Les Bourses du travail


par M. Gustave de Molinari.

Correspondant de l’Institut, rédacteur en chef du Journal des Économistes


Appendice.

Note Q

P. 88. — La grève de Homestead.


Nous empruntons à un article de M. Albert Gigot le récit de cette grève, la plus importante qui ait éclaté dans ces dernières années, et celle qui fait le mieux comprendre combien il est urgent de mettre lin à la lutte engagée entre le capital et le travail.
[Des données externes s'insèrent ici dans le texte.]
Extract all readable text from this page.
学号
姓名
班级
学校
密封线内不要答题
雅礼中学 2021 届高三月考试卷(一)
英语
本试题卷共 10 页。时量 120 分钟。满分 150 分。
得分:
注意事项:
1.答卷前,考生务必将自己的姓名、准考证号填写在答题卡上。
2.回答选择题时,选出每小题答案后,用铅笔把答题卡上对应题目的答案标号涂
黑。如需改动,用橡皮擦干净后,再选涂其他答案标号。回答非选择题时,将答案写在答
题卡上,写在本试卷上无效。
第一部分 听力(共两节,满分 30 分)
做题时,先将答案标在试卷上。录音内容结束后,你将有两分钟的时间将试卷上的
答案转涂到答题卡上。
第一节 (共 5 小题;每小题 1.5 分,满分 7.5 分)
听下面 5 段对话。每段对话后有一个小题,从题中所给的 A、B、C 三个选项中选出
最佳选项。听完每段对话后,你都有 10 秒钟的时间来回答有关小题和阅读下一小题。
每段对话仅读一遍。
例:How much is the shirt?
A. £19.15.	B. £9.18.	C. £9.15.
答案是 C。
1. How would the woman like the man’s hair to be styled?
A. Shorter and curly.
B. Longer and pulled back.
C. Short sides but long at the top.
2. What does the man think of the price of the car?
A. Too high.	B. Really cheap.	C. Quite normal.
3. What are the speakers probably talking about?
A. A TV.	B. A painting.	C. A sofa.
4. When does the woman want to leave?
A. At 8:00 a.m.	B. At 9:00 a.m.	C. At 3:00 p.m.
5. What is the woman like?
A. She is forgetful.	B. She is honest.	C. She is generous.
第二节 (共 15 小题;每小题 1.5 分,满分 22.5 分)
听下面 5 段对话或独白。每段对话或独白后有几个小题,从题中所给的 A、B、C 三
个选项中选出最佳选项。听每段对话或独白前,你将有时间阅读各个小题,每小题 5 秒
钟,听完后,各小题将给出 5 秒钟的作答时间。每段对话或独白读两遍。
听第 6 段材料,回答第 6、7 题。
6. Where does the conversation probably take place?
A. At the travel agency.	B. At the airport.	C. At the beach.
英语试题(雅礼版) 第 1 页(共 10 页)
Homestead, qui a été, dans les premiers jours de juillet 1892, le théâtre de graves désordres, est une petite ville de 10 à 12 000 habitants, située dans l’État de Pennsylvanie, à sept ou huit milles de Pittsburg, sur la rive gauche de la Monongahela. A un mille environ du centre de la ville se trouvent les grands établissements métallurgiques de la Compagnie Carnegie, une des plus puissantes des Etats-Unis ; l’usine de Homestead n’a pas coûté moins de six millions de dollars. Le chef de cette grande société industrielle n’est pas une personnalité vulgaire. A l’âge de douze ans, M. Andrew Carnegie travaillait de ses mains et gagnait un modique salaire d’un dollar et demi par semaine : il occupe aujourd’hui vingt mille ouvriers dans ses usines de Homestead, Edgar Thomson, Duquesne et Beaver Falls ; il a un hôtel à Londres et un château en Écosse, sa fortune est évaluée à 170 millions ; et il a attaché son nom à des fondations considérables d’utilité publique, parcs, salles de concerts, bibliothèques, pour lesquelles il a dépensé plusieurs millions de dollars.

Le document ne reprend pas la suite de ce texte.